Sarkozy ist politisch nach aller Wahrscheinlichkeit erledigt – aber es geht nicht nur um ihn. Der Ziehsohn von Parteigründer Jacques Chirac verfügt in seiner Partei, die heute Les Républicains (LR) heißt, immer noch über viel Einfluss. Der „Königsmacher“, wie ihn der Radiosender France-Info am Donnerstag nannte, empfängt in seinem Büro unweit vom präsidialen Élysée-Palast regelmäßig LR-Vertreter zur Audienz. Sein Wort, hieß es bisher, entscheide darüber, wen die französischen Konservativen im kommenden April ins Präsidentschaftsrennen schicken werden: Xavier Bertrand, Valérie Pécresse oder Michel Barnier. Dieser Entscheid kann über die Wahl befinden. Die Kron-Favoriten Emmanuel Macron und Marine Le Pen sind heute angeschlagen; die konservativen Verfechter einer härteren Immigrationspolitik, wie sie auch Sarkozy verkörpert, sind dagegen landesweit im Aufwind.

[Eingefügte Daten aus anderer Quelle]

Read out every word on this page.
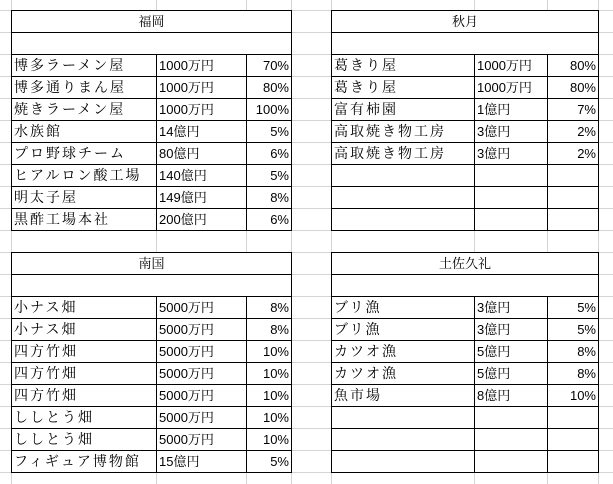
福岡
博多ラーメン屋	1000万円	70%
博多通りまん屋	1000万円	80%
焼きラーメン屋	1000万円	100%
水族館	14億円	5%
プロ野球チーム	80億円	6%
ヒアルロン酸工場	140億円	5%
明太子屋	149億円	8%
黒酢工場本社	200億円	6%
秋月
葛きり屋	1000万円	80%
葛きり屋	1000万円	80%
富有柿園	1億円	7%
高取焼き物工房	3億円	2%
高取焼き物工房	3億円	2%
南国
小ナス畑	5000万円	8%
小ナス畑	5000万円	8%
四方竹畑	5000万円	10%
四方竹畑	5000万円	10%
四方竹畑	5000万円	10%
ししとう畑	5000万円	10%
ししとう畑	5000万円	10%
フィギュア博物館	15億円	5%
土佐久礼
ブリ漁	3億円	5%
ブリ漁	3億円	5%
カツオ漁	5億円	8%
カツオ漁	5億円	8%
魚市場	8億円	10%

Doch das Doppelurteil gegen den Paten der Republikaner droht, die Gewichte zu verlagern. Die drei LR-Bewerber drückten ihm im besten Fall ihre „Freundschaft“ aus – mehr nicht. Sie müssen befürchten, dass die harten Schuldsprüche der Justiz auf sie selber abfärben. Pariser Kommentatoren erinnern bereits an den Fall François Fillon: Der Ex-Premier hatte 2017 seinen sicher geglaubten Präsidentschaftssieg wegen brisanter Enthüllungen verpasst. Das Sarkozy-Lager unterstellt dem Gericht und namentlich der Finanzstaatsanwaltschaft (PNF) eine politische Stoßrichtung. Die PNF, die gegen Sarkozy ermittelte, war 2013 vom damaligen sozialistischen Präsidenten François Hollande im Zuge der Cahuzac-Affäre geschaffen worden. Die Konservativen bezeichnen sie ohne Umschweife als „links“.

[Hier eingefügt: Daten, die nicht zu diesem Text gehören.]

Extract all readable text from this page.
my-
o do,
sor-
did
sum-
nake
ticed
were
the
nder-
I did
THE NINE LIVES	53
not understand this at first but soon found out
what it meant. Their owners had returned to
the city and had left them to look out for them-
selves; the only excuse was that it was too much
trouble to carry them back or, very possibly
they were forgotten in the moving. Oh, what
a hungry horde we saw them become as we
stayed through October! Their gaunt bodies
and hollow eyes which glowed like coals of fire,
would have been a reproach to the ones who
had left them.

Fixierung auf das Präsidialamt

Dieser Vorwurf zieht aber bei allen bürgerlichen Wählern. Enttäuschte Sarkozysten dürften die Republikaner eher wieder unter den verhassten Altparteien einordnen. Und stattdessen lieber auf Populisten oder abermals auf Macron setzen? Sarkozy wird sich jedenfalls hüten müssen, an vorderster Front Kampagne für sein „Fohlen“ (so der Pariser Politjargon) zu machen.

Besonnene Politologen, die nicht einfach in das Sarkozy-Bashing verfallen, kritisieren generell die totale Fixierung der französischen Politik auf das Präsidialamt und die Wahl dafür. Dies führe dazu, dass den Anwärtern alle Mittel recht seien. Der Sozialist François Mitterrand, der 1981 bis 1994 im Élysée regierte, hatte zu diesem Zweck sogar einmal ein regelrechtes Attentat auf sich selbst simuliert. Heute, da die Justiz zunehmend – und nicht immer mit gutem Recht – in die Politik eingreift, würde er deswegen wohl auch wegen Betrugs verfolgt.

Die Franzosen, die mental weit entfernt vom Pariser Machtzentrum leben, ärgern sich seit Langem über die unsauberen Politsitten der Linken wie der Rechten. Sie glauben, dass ihre Volksvertreter in der Hauptstadt „alle korrupt“ seien – „tous pourris“, wie der Rechtsextremist Jean-Marie Le Pen behauptete. Und das ist fatal: Sarkozys Affären nützen letztlich vor allem einer Person, die bereits in den Startlöchern für die Wahl 2022 ist: Marine Le Pen.